I was among the thousands gathered on the lush, green lawns of Queens Park to catch a glimpse of Nelson Mandela, newly released from his South African prison cell and in Toronto for the first time.

I left work early that day so I could experience what I knew to be a momentous occasion. Not just in a global sense, but something far more personal. I wanted to see in person, this man, Mandela. A man who endured some of the worst racism and discrimination imaginable, on a scale that made my own negative experiences around my race and colour seem small and insignificant.

Yet he was able to transcend anger, hatred and resentment, in a way I had yet to achieve, to come to a place of forgiveness, to reach out to his oppressors, clasp their hand and offer a new way of seeing the future. A future for the country he loved and a world that had yet to believe in him.

I climbed the tree I stood beneath, just so I could see his face, fewer than 100 metres away, to see if he truly could leave his bitterness behind. Because if he could, maybe, so could I.

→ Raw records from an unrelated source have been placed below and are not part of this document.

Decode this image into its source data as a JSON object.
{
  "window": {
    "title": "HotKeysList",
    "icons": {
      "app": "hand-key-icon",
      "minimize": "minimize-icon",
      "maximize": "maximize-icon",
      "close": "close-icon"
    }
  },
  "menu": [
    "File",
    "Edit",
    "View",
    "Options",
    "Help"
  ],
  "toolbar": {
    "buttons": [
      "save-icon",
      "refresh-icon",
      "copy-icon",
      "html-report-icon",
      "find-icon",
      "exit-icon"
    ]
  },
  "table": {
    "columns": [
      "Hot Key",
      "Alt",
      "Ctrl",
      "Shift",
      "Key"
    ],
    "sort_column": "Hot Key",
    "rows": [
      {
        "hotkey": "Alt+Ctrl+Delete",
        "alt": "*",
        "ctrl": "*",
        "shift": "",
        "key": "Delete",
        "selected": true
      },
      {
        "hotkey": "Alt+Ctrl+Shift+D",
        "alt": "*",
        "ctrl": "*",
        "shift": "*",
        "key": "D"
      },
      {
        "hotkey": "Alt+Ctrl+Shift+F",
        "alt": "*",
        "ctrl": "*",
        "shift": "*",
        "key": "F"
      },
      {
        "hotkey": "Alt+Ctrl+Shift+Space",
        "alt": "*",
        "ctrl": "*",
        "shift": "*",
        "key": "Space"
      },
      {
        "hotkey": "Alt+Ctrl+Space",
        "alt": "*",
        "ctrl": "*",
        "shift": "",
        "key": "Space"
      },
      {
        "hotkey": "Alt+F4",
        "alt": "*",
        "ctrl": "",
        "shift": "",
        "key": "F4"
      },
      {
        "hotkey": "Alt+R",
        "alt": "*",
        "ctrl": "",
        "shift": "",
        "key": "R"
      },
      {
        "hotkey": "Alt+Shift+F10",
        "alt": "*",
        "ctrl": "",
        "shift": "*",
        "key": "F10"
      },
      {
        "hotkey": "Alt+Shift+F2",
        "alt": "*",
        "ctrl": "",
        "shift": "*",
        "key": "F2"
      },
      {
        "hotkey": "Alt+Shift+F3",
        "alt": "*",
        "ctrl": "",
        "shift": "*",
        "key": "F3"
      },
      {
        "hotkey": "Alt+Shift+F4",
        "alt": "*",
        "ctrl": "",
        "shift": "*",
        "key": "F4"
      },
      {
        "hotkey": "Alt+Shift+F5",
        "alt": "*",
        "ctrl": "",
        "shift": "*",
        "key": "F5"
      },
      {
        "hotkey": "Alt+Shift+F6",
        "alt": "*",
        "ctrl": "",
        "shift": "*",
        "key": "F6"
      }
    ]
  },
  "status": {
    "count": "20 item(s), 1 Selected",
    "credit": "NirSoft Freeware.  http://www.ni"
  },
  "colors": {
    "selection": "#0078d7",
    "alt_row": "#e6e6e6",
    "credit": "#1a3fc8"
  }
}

I wish I could say that day changed me. That it melted away my own anger, hatred and resentment. But it didn't. At 23, my immaturity kept my heart bound.

It is only now, 20 years later, that his words have taken a hold within me: "There were many dark moments when my faith in humanity was sorely tested, but I would not and could not give myself up to despair. That way lays defeat and death."

The world has lost a good and noble man.

Anne-Marie DeSouza, Victoria


Without the political courage of F.W. de Klerk, Nelson Mandela would never have been released from prison. And, once released, Mr. Mandela rarely spoke publicly against the policies of Robert Mugabe, which turned the breadbasket of southern Africa into an agricultural wasteland.

John Beamish, Mississauga


In the summer of 1993, I was in Johannesburg and was invited by African National Congress lawyers to a small gathering to celebrate Soweto Day. It was a relatively restrained and muted affair.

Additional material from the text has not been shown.